The changing demographics in America in the past several decades has provided minorities in the US with more political influence, underscored by the recent election of four women of color to Congress, says an African American journalist in Detroit.
The white racist politicians that dominate the current US government are imperiled by the fact that non-European Americans are gaining more political clout in the United States, said Abayomi Azikiwe, editor at the Pan-African News Wire.
“The demographics shifts that are taking place in the United States mean that by the middle of the century, people of color, non-white people, will be a combined majority in the United States,” Azikiwe said in a phone interview with Press TV on Tuesday.
US Democratic Representative Rashida Tlaib, one of the four minority lawmakers targeted in President Donald Trump’s recent racist tweets, has vowed to hold her ground and fight the Republican president until he is impeached.
"I'm not going nowhere, not until I impeach this President," Tlaib said at the NAACP annual convention in Detroit on Monday.
The Michigan lawmaker made the remarks against the backdrop of nationwide outrage over Trump’s continued attacks on "The Squad" – which besides Tlaib also includes Representatives Alexandria Ocasio-Cortez of New York, Ilhan Omar of Minnesota and Ayanna Pressley of Massachusetts.
The president posted a series of racist tweets a week ago, calling on the four lawmakers, who are some of her most fierce critics, to "go back" to the "totally broken and crime infested places from which they came" and fix them before criticizing the way America is governed.
This is while Ocasio-Cortez, Tlaib and Pressley are natural-born US citizens, and only Omar was born in Somalia and immigrated to the US as a teenager.

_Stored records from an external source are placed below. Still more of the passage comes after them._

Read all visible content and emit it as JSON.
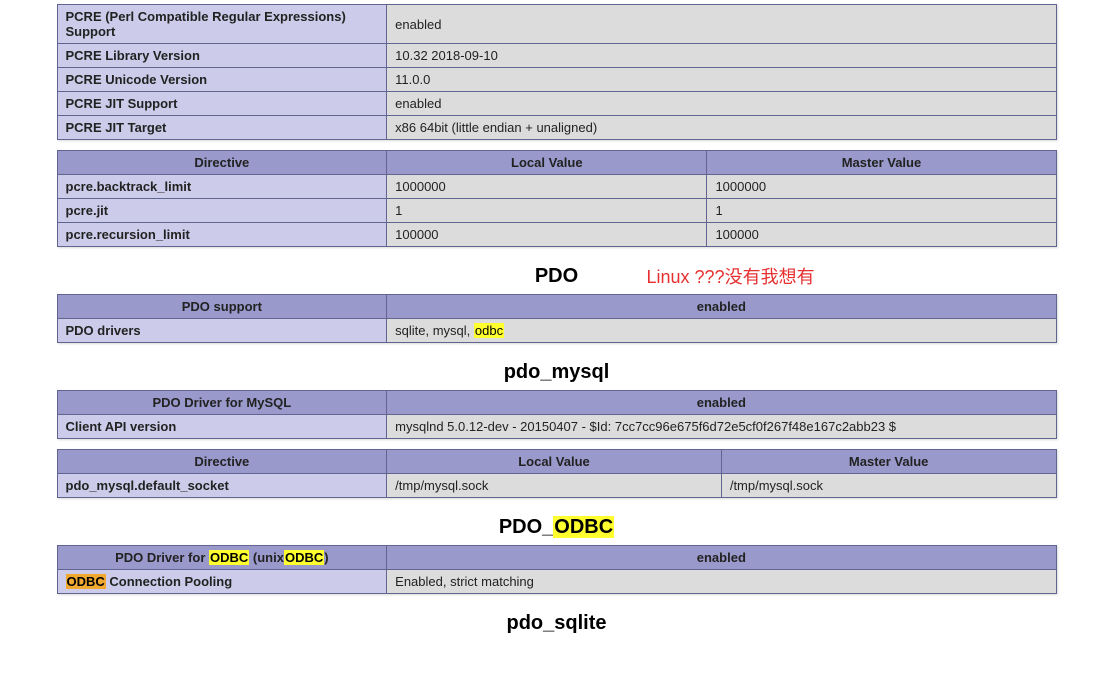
{
  "pcre_info": {
    "rows": [
      {
        "label": "PCRE (Perl Compatible Regular Expressions) Support",
        "value": "enabled"
      },
      {
        "label": "PCRE Library Version",
        "value": "10.32 2018-09-10"
      },
      {
        "label": "PCRE Unicode Version",
        "value": "11.0.0"
      },
      {
        "label": "PCRE JIT Support",
        "value": "enabled"
      },
      {
        "label": "PCRE JIT Target",
        "value": "x86 64bit (little endian + unaligned)"
      }
    ]
  },
  "pcre_directives": {
    "headers": {
      "directive": "Directive",
      "local": "Local Value",
      "master": "Master Value"
    },
    "rows": [
      {
        "directive": "pcre.backtrack_limit",
        "local": "1000000",
        "master": "1000000"
      },
      {
        "directive": "pcre.jit",
        "local": "1",
        "master": "1"
      },
      {
        "directive": "pcre.recursion_limit",
        "local": "100000",
        "master": "100000"
      }
    ]
  },
  "section_pdo": {
    "title": "PDO",
    "annotation": "Linux ???没有我想有",
    "headers": {
      "left": "PDO support",
      "right": "enabled"
    },
    "drivers_label": "PDO drivers",
    "drivers_prefix": "sqlite, mysql, ",
    "drivers_highlight": "odbc"
  },
  "section_pdo_mysql": {
    "title": "pdo_mysql",
    "headers": {
      "left": "PDO Driver for MySQL",
      "right": "enabled"
    },
    "client_api_label": "Client API version",
    "client_api_value": "mysqlnd 5.0.12-dev - 20150407 - $Id: 7cc7cc96e675f6d72e5cf0f267f48e167c2abb23 $",
    "dir_headers": {
      "directive": "Directive",
      "local": "Local Value",
      "master": "Master Value"
    },
    "dir_rows": [
      {
        "directive": "pdo_mysql.default_socket",
        "local": "/tmp/mysql.sock",
        "master": "/tmp/mysql.sock"
      }
    ]
  },
  "section_pdo_odbc": {
    "title_prefix": "PDO_",
    "title_highlight": "ODBC",
    "header_left_prefix": "PDO Driver for ",
    "header_left_hl1": "ODBC",
    "header_left_mid": " (unix",
    "header_left_hl2": "ODBC",
    "header_left_suffix": ")",
    "header_right": "enabled",
    "row_label_hl": "ODBC",
    "row_label_rest": " Connection Pooling",
    "row_value": "Enabled, strict matching"
  },
  "section_pdo_sqlite": {
    "title": "pdo_sqlite"
  }
}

German conservative politician Ruprecht Polenz said Germany would have to take Trump back if such comments were serious. Trump’s paternal grandparents were born in Germany and emigrated to the US in the late 19th century. Trump’s mother immigrated to the US from Scotland in 1930.
Trump’s comments about the four minority Congresswomen have also been condemned by the leaders of European allies, including former British Prime Minister Theresa May and German Chancellor Angela Merkel.
The CEO of German industrial giant Siemens said Saturday that the Republican president has become the “face of racism.”